A rare set of World War I medals, including a Victoria Cross, has been sold at auction for a record-breaking £840,000 – almost three-times the lower pre-sale estimate of £300,000. The medals, awarded to Vice Admiral Gordon Campbell, were bequeathed by his son, Father David Campbell, to the Fellowship of St John (UK) Trust Association, which administers the charities of the former British monastic community, the Society of St John the Evangelist (SSJE). Father Campbell was a former Superior of the SSJE. After auction fees have been taken off, the Trust will receive a windfall of up to £7000,000.
The medals included the Victoria Cross – Britain’s highest award for gallantry in the face of the enemy – awarded to Campbell for the sinking of a German submarine, U.83, in February 1917 even though his own ship, HMS Q5, or Farnborough, had been torpedoed. Later in the war he had been nominated for a second VC but turned it down, suggesting instead that his crew be allowed to nominate a different member of the ship’s company to receive it.

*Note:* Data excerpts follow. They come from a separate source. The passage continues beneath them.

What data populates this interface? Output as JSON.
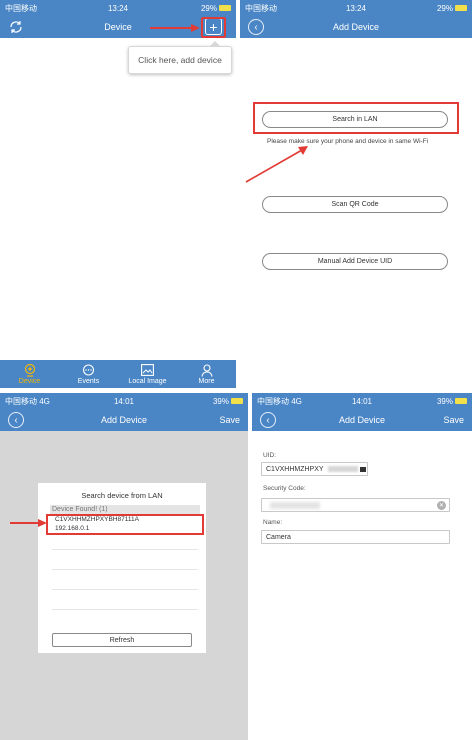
{
  "colors": {
    "nav_blue": "#4a86c5",
    "annotation_red": "#e23b35",
    "active_tab": "#f2b705"
  },
  "panel1": {
    "status": {
      "carrier": "中国移动",
      "time": "13:24",
      "right": "29%"
    },
    "title": "Device",
    "left_icon": "refresh-icon",
    "right_icon": "plus-icon",
    "tooltip": "Click here, add device",
    "tabs": [
      {
        "label": "Device",
        "icon": "camera-icon",
        "active": true
      },
      {
        "label": "Events",
        "icon": "chat-icon",
        "active": false
      },
      {
        "label": "Local Image",
        "icon": "image-icon",
        "active": false
      },
      {
        "label": "More",
        "icon": "person-icon",
        "active": false
      }
    ]
  },
  "panel2": {
    "status": {
      "carrier": "中国移动",
      "time": "13:24",
      "right": "29%"
    },
    "title": "Add Device",
    "search_lan": "Search in LAN",
    "hint": "Please make sure your phone and device in same Wi-Fi",
    "scan_qr": "Scan QR Code",
    "manual_uid": "Manual Add Device UID"
  },
  "panel3": {
    "status": {
      "carrier": "中国移动 4G",
      "time": "14:01",
      "right": "39%"
    },
    "title": "Add Device",
    "save": "Save",
    "dialog_title": "Search device from LAN",
    "found": "Device Found! (1)",
    "device_uid": "C1VXHHMZHPXYBH87111A",
    "device_ip": "192.168.0.1",
    "refresh": "Refresh"
  },
  "panel4": {
    "status": {
      "carrier": "中国移动 4G",
      "time": "14:01",
      "right": "39%"
    },
    "title": "Add Device",
    "save": "Save",
    "uid_label": "UID:",
    "uid_value": "C1VXHHMZHPXY",
    "security_label": "Security Code:",
    "name_label": "Name:",
    "name_value": "Camera"
  }
}
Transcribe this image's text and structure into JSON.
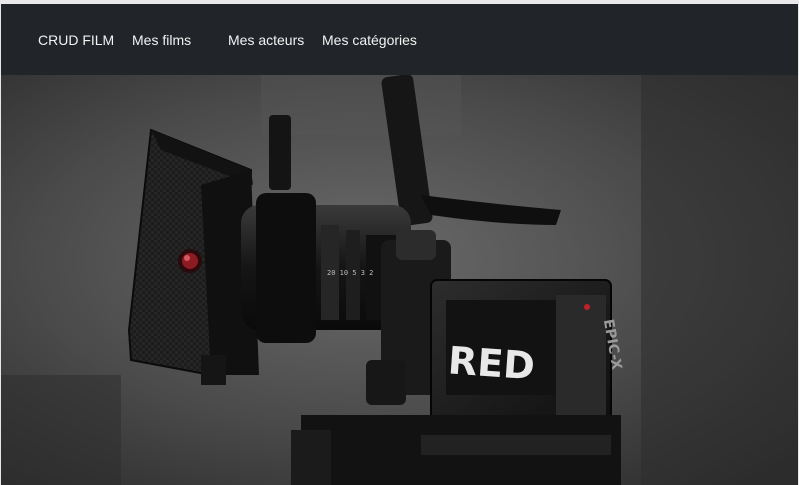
{
  "navbar": {
    "brand": "CRUD FILM",
    "links": [
      "Mes films",
      "Mes acteurs",
      "Mes catégories"
    ],
    "background": "#212529",
    "text_color": "#f2f2f2"
  },
  "hero": {
    "camera_label": "RED",
    "camera_side_label": "EPIC-X",
    "lens_text": "20 10 5 3 2",
    "accent_color": "#c0202a"
  }
}
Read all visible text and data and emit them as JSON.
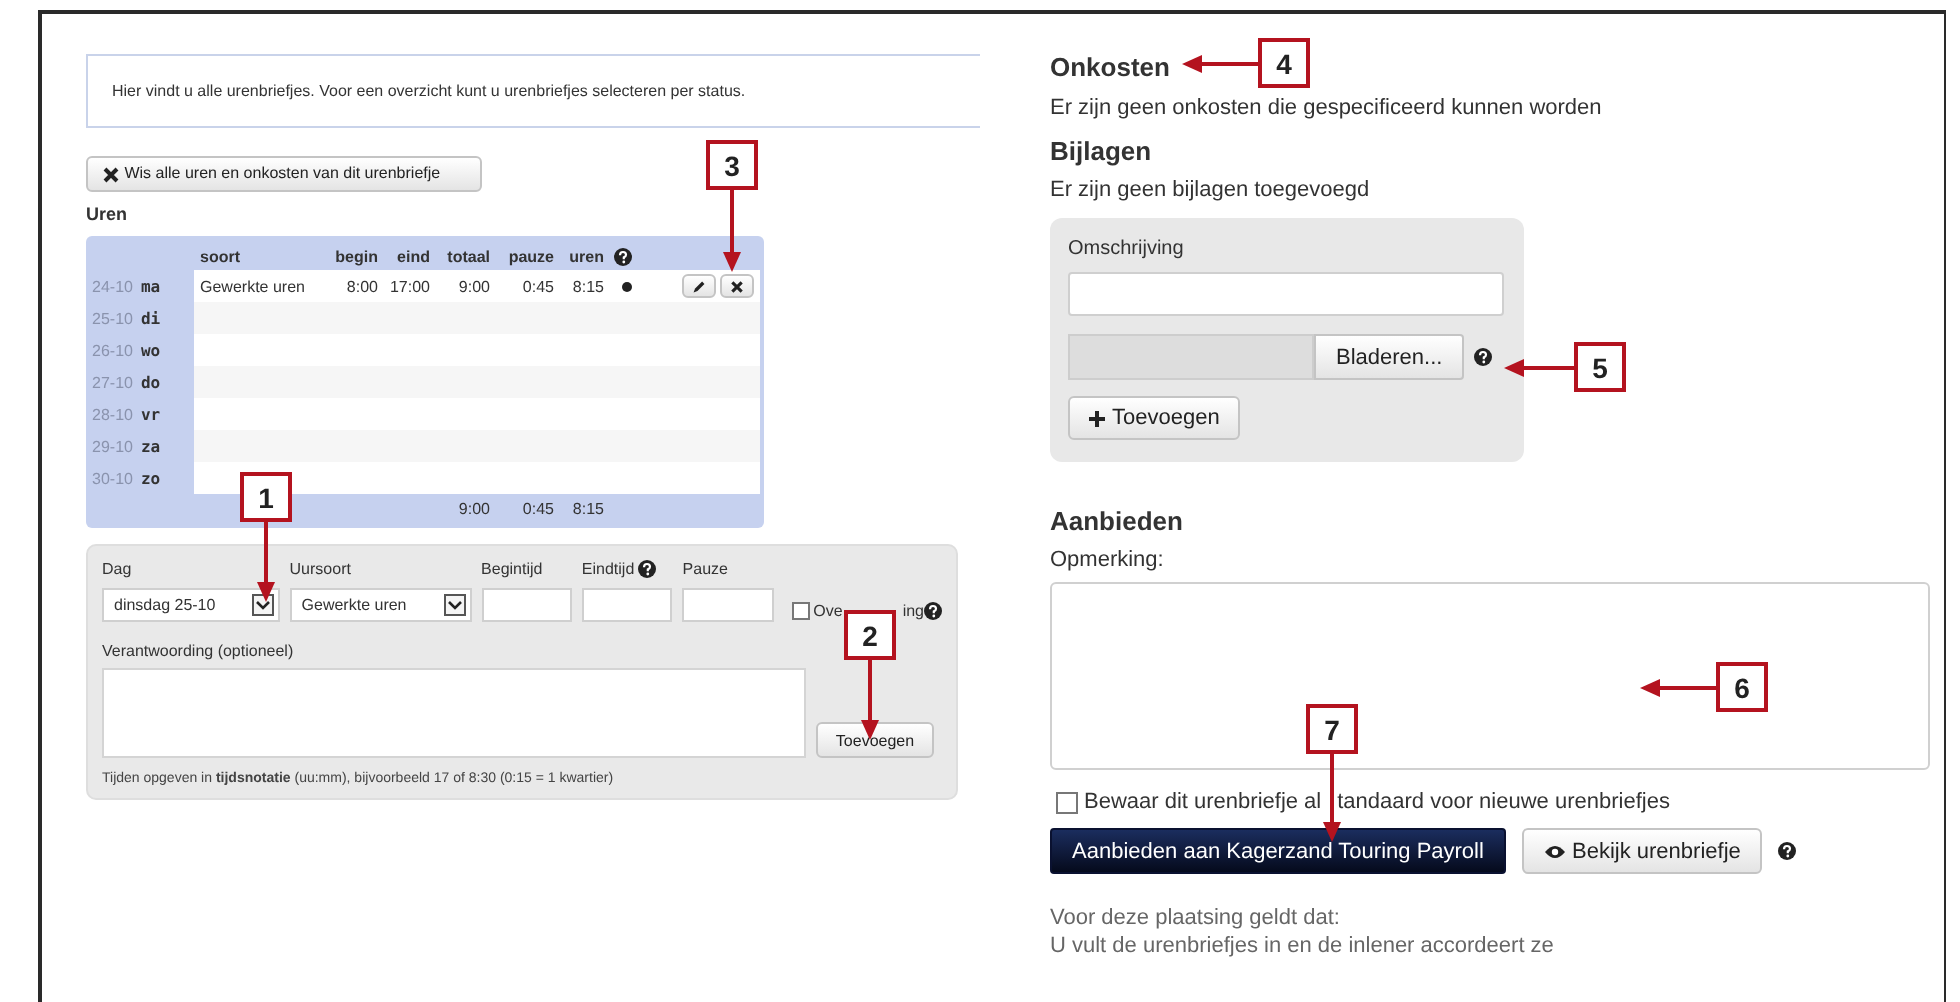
{
  "info_text": "Hier vindt u alle urenbriefjes. Voor een overzicht kunt u urenbriefjes selecteren per status.",
  "clear_button": {
    "label": "Wis alle uren en onkosten van dit urenbriefje"
  },
  "hours": {
    "title": "Uren",
    "columns": [
      "soort",
      "begin",
      "eind",
      "totaal",
      "pauze",
      "uren"
    ],
    "rows": [
      {
        "date": "24-10",
        "day": "ma",
        "kind": "entry",
        "cells": [
          "Gewerkte uren",
          "8:00",
          "17:00",
          "9:00",
          "0:45",
          "8:15"
        ]
      },
      {
        "date": "25-10",
        "day": "di",
        "kind": "empty"
      },
      {
        "date": "26-10",
        "day": "wo",
        "kind": "empty"
      },
      {
        "date": "27-10",
        "day": "do",
        "kind": "empty"
      },
      {
        "date": "28-10",
        "day": "vr",
        "kind": "empty"
      },
      {
        "date": "29-10",
        "day": "za",
        "kind": "empty"
      },
      {
        "date": "30-10",
        "day": "zo",
        "kind": "empty"
      }
    ],
    "totals": [
      "9:00",
      "0:45",
      "8:15"
    ]
  },
  "entry_form": {
    "fields": [
      {
        "label": "Dag",
        "kind": "select",
        "value": "dinsdag 25-10"
      },
      {
        "label": "Uursoort",
        "kind": "select",
        "value": "Gewerkte uren"
      },
      {
        "label": "Begintijd",
        "kind": "text"
      },
      {
        "label": "Eindtijd",
        "kind": "text",
        "help": true
      },
      {
        "label": "Pauze",
        "kind": "text"
      }
    ],
    "overtime": {
      "label_parts": [
        "Ove",
        "ing"
      ],
      "checked": false
    },
    "note_label": "Verantwoording (optioneel)",
    "add_button": "Toevoegen",
    "hint": "Tijden opgeven in **tijdsnotatie** (uu:mm), bijvoorbeeld 17 of 8:30 (0:15 = 1 kwartier)"
  },
  "expenses": {
    "title": "Onkosten",
    "text": "Er zijn geen onkosten die gespecificeerd kunnen worden"
  },
  "attachments": {
    "title": "Bijlagen",
    "text": "Er zijn geen bijlagen toegevoegd",
    "description_label": "Omschrijving",
    "browse_button": "Bladeren...",
    "add_button": "Toevoegen"
  },
  "submit": {
    "title": "Aanbieden",
    "remark_label": "Opmerking:",
    "save_default": {
      "label_parts": [
        "Bewaar dit urenbriefje al",
        "tandaard voor nieuwe urenbriefjes"
      ],
      "checked": false
    },
    "submit_button": "Aanbieden aan Kagerzand Touring  Payroll",
    "view_button": "Bekijk urenbriefje",
    "notes": [
      "Voor deze plaatsing geldt dat:",
      "U vult de urenbriefjes in en de inlener accordeert ze"
    ]
  },
  "callouts": [
    {
      "label": "1"
    },
    {
      "label": "2"
    },
    {
      "label": "3"
    },
    {
      "label": "4"
    },
    {
      "label": "5"
    },
    {
      "label": "6"
    },
    {
      "label": "7"
    }
  ]
}
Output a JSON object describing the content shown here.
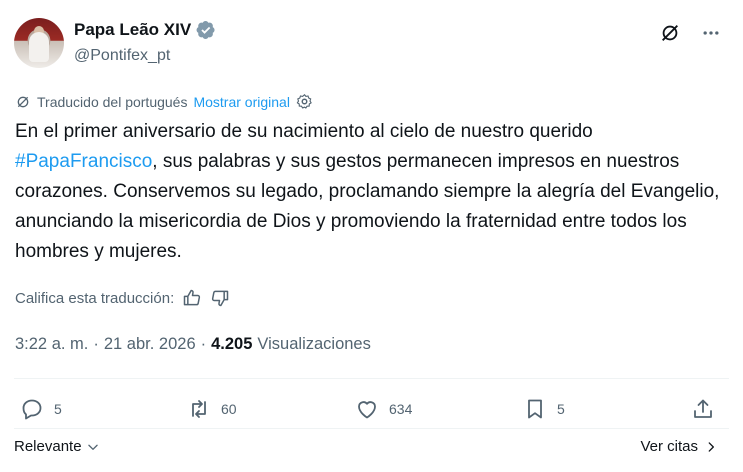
{
  "author": {
    "name": "Papa Leão XIV",
    "handle": "@Pontifex_pt",
    "avatar_icon": "avatar-pope"
  },
  "translation": {
    "label": "Traducido del portugués",
    "show_original": "Mostrar original"
  },
  "post": {
    "text_before": "En el primer aniversario de su nacimiento al cielo de nuestro querido ",
    "hashtag": "#PapaFrancisco",
    "text_after": ", sus palabras y sus gestos permanecen impresos en nuestros corazones. Conservemos su legado, proclamando siempre la alegría del Evangelio, anunciando la misericordia de Dios y promoviendo la fraternidad entre todos los hombres y mujeres."
  },
  "rate": {
    "label": "Califica esta traducción:"
  },
  "meta": {
    "time": "3:22 a. m.",
    "sep1": "·",
    "date": "21 abr. 2026",
    "sep2": "·",
    "views": "4.205",
    "views_label": "Visualizaciones"
  },
  "actions": {
    "replies": "5",
    "reposts": "60",
    "likes": "634",
    "bookmarks": "5"
  },
  "footer": {
    "sort_label": "Relevante",
    "quotes_label": "Ver citas"
  },
  "colors": {
    "accent": "#1d9bf0",
    "muted": "#536471",
    "text": "#0f1419"
  }
}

The medals were purchased by Baron Lorne Thyssen-Bornemisza – a great-nephew of Campbell – the chairman of Monaco-based Thyssen petroleum. He intends to offer the medals to a museum in the UK for public display.
“These medals have enormous historic value for the UK, as well as personal value to me and my family,” he said after the sale. “Behind every medal is a human story, and an example to generations to come. Gordon Campbell was an old-fashioned hero who was recognised for conspicuous gallantry, consummate coolness, and skill in his command of ‘Q’ Mystery Ships, decoys for German U boats.
"I am offering the medals for display in a UK museum, where I hope as many people as possible will have the opportunity to learn about Gordon and his incredible story.”
Baron Lorne Thyssen Bornemisza bought his great-uncle’s World War I medals, and says that they will be offered to a UK museum for public display.
Photo: Thyssen Petroleum
The auction was conducted yesterday at Sotheby’s London sale-house by specialist auctioneers Morton and Eden. The company’s David Kirk told the Daily Mail that they were “absolutely delighted” with the sale.
“We thought it would exceed its pre-sale estimate but never expected to make what it has,” he said. “Gordon Campbell was both a national hero and a true ‘celebrity’ of the Great War. In our opinion this historic VC group is one of, if not the single greatest naval VC group of the 20th century and is without doubt of the highest national importance.”